From 1974 to 1976, he worked as the Director of Tourism in Ghana. In 1980, he became the head of personnel for the UN High Commission for Refugees (UNHCR) office in Geneva. In 1983, he became the director of administrative management services at the UN Secretariat in New York. In the late 1980s, Annan was appointed Assistant Secretary-General of the UN in Human Resources, Management and Security Coordinator, Program Planning, Budget and Finance, and Controller and Peacekeeping Operations. When the UN Secretary-General established the Department of Peacekeeping Operations (DPKO) in 1992, Annan was appointed to the new department as Deputy to the then Under-Secretary-General, where he assumed the office of USG DPKO in March 1993.  

He was head of peacekeeping during the battle of Somalia and the resulting collapse of the UNOSOM II peacekeeping mission and the Rwandan Genocide of 1994. In August 1995, while Boutros-Ghali was unreachable on an airplane, Annan instructed United Nations officials to "relinquish for a limited period of time their authority to veto air strikes in Bosnia." This move allowed NATO forces to conduct Operation Deliberate Force and made him a favorite of the United States. Annan served as Under-Secretary-General from March 1994 to October 1995. He was appointed a Special Representative of the Secretary-General to the former Yugoslavia, serving for five months before returning to his duties as Under-Secretary-General in April 1996. 

 In April 2001, Annan issued a five-point "Call to Action" to address the HIV/AIDS pandemic. Stating it was a "personal priority, Annan proposed establishing a Global AIDS and Health Fund, "dedicated to the battle against HIV/AIDS and other infectious diseases," to stimulate the increased international spending needed to help developing countries confront the HIV/AIDS crisis. For this effort, in 2001, He was awarded, along with the United Nations, the Nobel Peace Prize. In 2003, the retired Canadian General force commander of the United Nations Assistance Mission for Rwanda claimed that Annan was overly passive in his response to the imminent genocide.  

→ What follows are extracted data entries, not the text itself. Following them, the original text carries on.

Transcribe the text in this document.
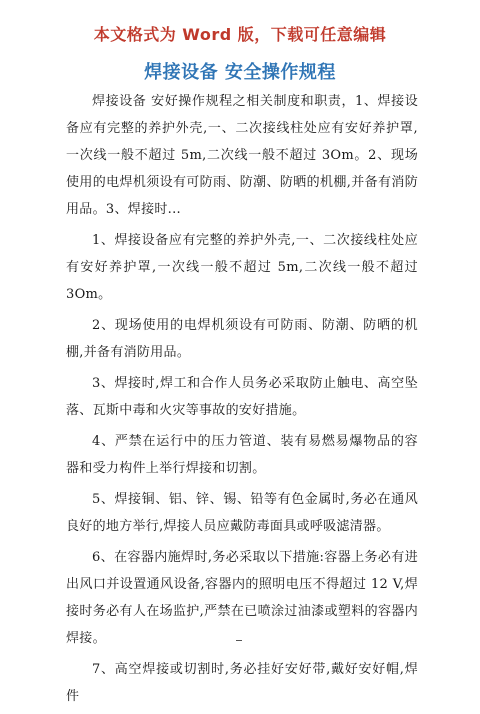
本文格式为 Word 版，下载可任意编辑
焊接设备 安全操作规程

焊接设备 安好操作规程之相关制度和职责，1、焊接设备应有完整的养护外壳,一、二次接线柱处应有安好养护罩,一次线一般不超过 5m,二次线一般不超过 3Om。2、现场使用的电焊机须设有可防雨、防潮、防晒的机棚,并备有消防用品。3、焊接时...

1、焊接设备应有完整的养护外壳,一、二次接线柱处应有安好养护罩,一次线一般不超过 5m,二次线一般不超过 3Om。

2、现场使用的电焊机须设有可防雨、防潮、防晒的机棚,并备有消防用品。

3、焊接时,焊工和合作人员务必采取防止触电、高空坠落、瓦斯中毒和火灾等事故的安好措施。

4、严禁在运行中的压力管道、装有易燃易爆物品的容器和受力构件上举行焊接和切割。

5、焊接铜、铝、锌、锡、铅等有色金属时,务必在通风良好的地方举行,焊接人员应戴防毒面具或呼吸滤清器。

6、在容器内施焊时,务必采取以下措施:容器上务必有进出风口并设置通风设备,容器内的照明电压不得超过 12 V,焊接时务必有人在场监护,严禁在已喷涂过油漆或塑料的容器内焊接。

7、高空焊接或切割时,务必挂好安好带,戴好安好帽,焊件
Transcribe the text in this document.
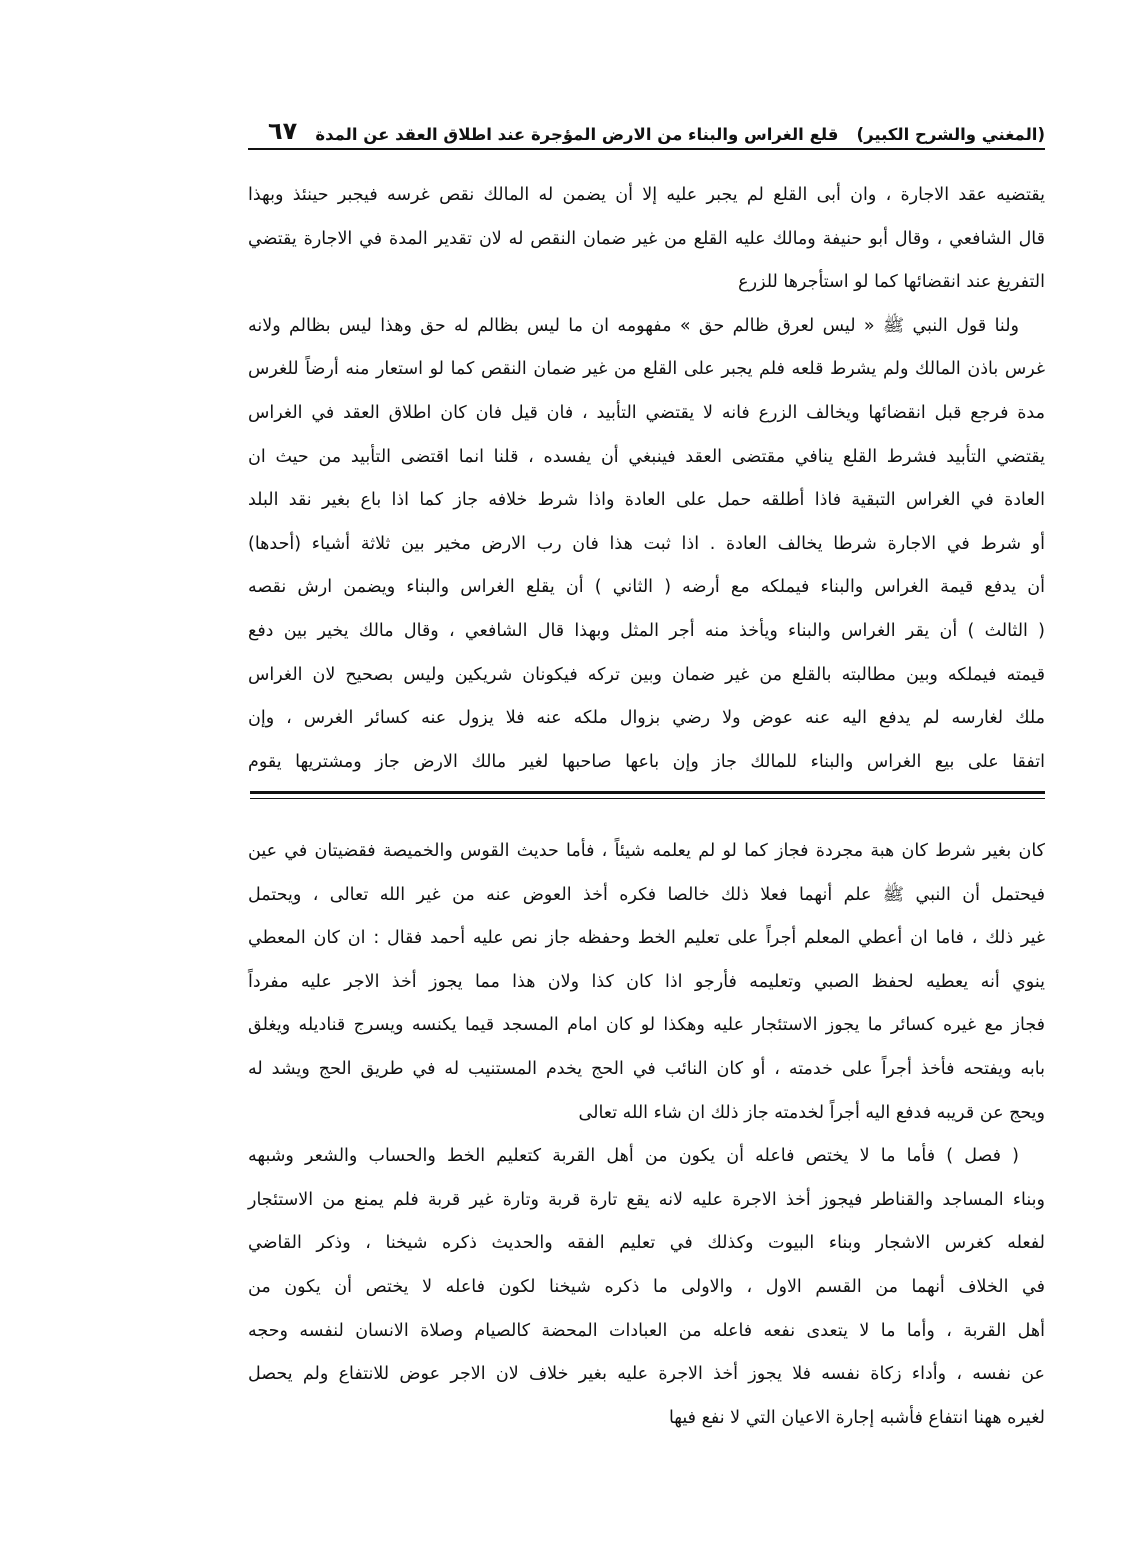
(المغني والشرح الكبير)
قلع الغراس والبناء من الارض المؤجرة عند اطلاق العقد عن المدة
٦٧
يقتضيه عقد الاجارة ، وان أبى القلع لم يجبر عليه إلا أن يضمن له المالك نقص غرسه فيجبر حينئذ وبهذا
قال الشافعي ، وقال أبو حنيفة ومالك عليه القلع من غير ضمان النقص له لان تقدير المدة في الاجارة يقتضي
التفريغ عند انقضائها كما لو استأجرها للزرع
ولنا قول النبي ﷺ « ليس لعرق ظالم حق » مفهومه ان ما ليس بظالم له حق وهذا ليس بظالم ولانه
غرس باذن المالك ولم يشرط قلعه فلم يجبر على القلع من غير ضمان النقص كما لو استعار منه أرضاً للغرس
مدة فرجع قبل انقضائها ويخالف الزرع فانه لا يقتضي التأبيد ، فان قيل فان كان اطلاق العقد في الغراس
يقتضي التأبيد فشرط القلع ينافي مقتضى العقد فينبغي أن يفسده ، قلنا انما اقتضى التأبيد من حيث ان
العادة في الغراس التبقية فاذا أطلقه حمل على العادة واذا شرط خلافه جاز كما اذا باع بغير نقد البلد
أو شرط في الاجارة شرطا يخالف العادة . اذا ثبت هذا فان رب الارض مخير بين ثلاثة أشياء (أحدها)
أن يدفع قيمة الغراس والبناء فيملكه مع أرضه ( الثاني ) أن يقلع الغراس والبناء ويضمن ارش نقصه
( الثالث ) أن يقر الغراس والبناء ويأخذ منه أجر المثل وبهذا قال الشافعي ، وقال مالك يخير بين دفع
قيمته فيملكه وبين مطالبته بالقلع من غير ضمان وبين تركه فيكونان شريكين وليس بصحيح لان الغراس
ملك لغارسه لم يدفع اليه عنه عوض ولا رضي بزوال ملكه عنه فلا يزول عنه كسائر الغرس ، وإن
اتفقا على بيع الغراس والبناء للمالك جاز وإن باعها صاحبها لغير مالك الارض جاز ومشتريها يقوم
كان بغير شرط كان هبة مجردة فجاز كما لو لم يعلمه شيئاً ، فأما حديث القوس والخميصة فقضيتان في عين
فيحتمل أن النبي ﷺ علم أنهما فعلا ذلك خالصا فكره أخذ العوض عنه من غير الله تعالى ، ويحتمل
غير ذلك ، فاما ان أعطي المعلم أجراً على تعليم الخط وحفظه جاز نص عليه أحمد فقال : ان كان المعطي
ينوي أنه يعطيه لحفظ الصبي وتعليمه فأرجو اذا كان كذا ولان هذا مما يجوز أخذ الاجر عليه مفرداً
فجاز مع غيره كسائر ما يجوز الاستئجار عليه وهكذا لو كان امام المسجد قيما يكنسه ويسرج قناديله ويغلق
بابه ويفتحه فأخذ أجراً على خدمته ، أو كان النائب في الحج يخدم المستنيب له في طريق الحج ويشد له
ويحج عن قريبه فدفع اليه أجراً لخدمته جاز ذلك ان شاء الله تعالى
( فصل ) فأما ما لا يختص فاعله أن يكون من أهل القربة كتعليم الخط والحساب والشعر وشبهه
وبناء المساجد والقناطر فيجوز أخذ الاجرة عليه لانه يقع تارة قربة وتارة غير قربة فلم يمنع من الاستئجار
لفعله كغرس الاشجار وبناء البيوت وكذلك في تعليم الفقه والحديث ذكره شيخنا ، وذكر القاضي
في الخلاف أنهما من القسم الاول ، والاولى ما ذكره شيخنا لكون فاعله لا يختص أن يكون من
أهل القربة ، وأما ما لا يتعدى نفعه فاعله من العبادات المحضة كالصيام وصلاة الانسان لنفسه وحجه
عن نفسه ، وأداء زكاة نفسه فلا يجوز أخذ الاجرة عليه بغير خلاف لان الاجر عوض للانتفاع ولم يحصل
لغيره ههنا انتفاع فأشبه إجارة الاعيان التي لا نفع فيها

In 2004, ten years after the genocide, an estimated 800,000 people were killed; Annan said, "I could and should have done more to sound the alarm and rally support."  In his book Interventions: A Life in War and Peace, Annan again argued that DPKO could have made better use of the media to raise awareness of the violence in Rwanda and put pressure on governments to provide the troops necessary for an intervention. Annan explained that the events in Somalia and the collapse of the UNOSOM II mission fostered hesitation amongst UN Member states to approve robust peacekeeping operations. As a result, when the UNAMIR mission was approved just days after the battle, the resulting force lacked the troop levels, resources, and mandate to operate effectively. Kofi Annan died on August 18, 2018.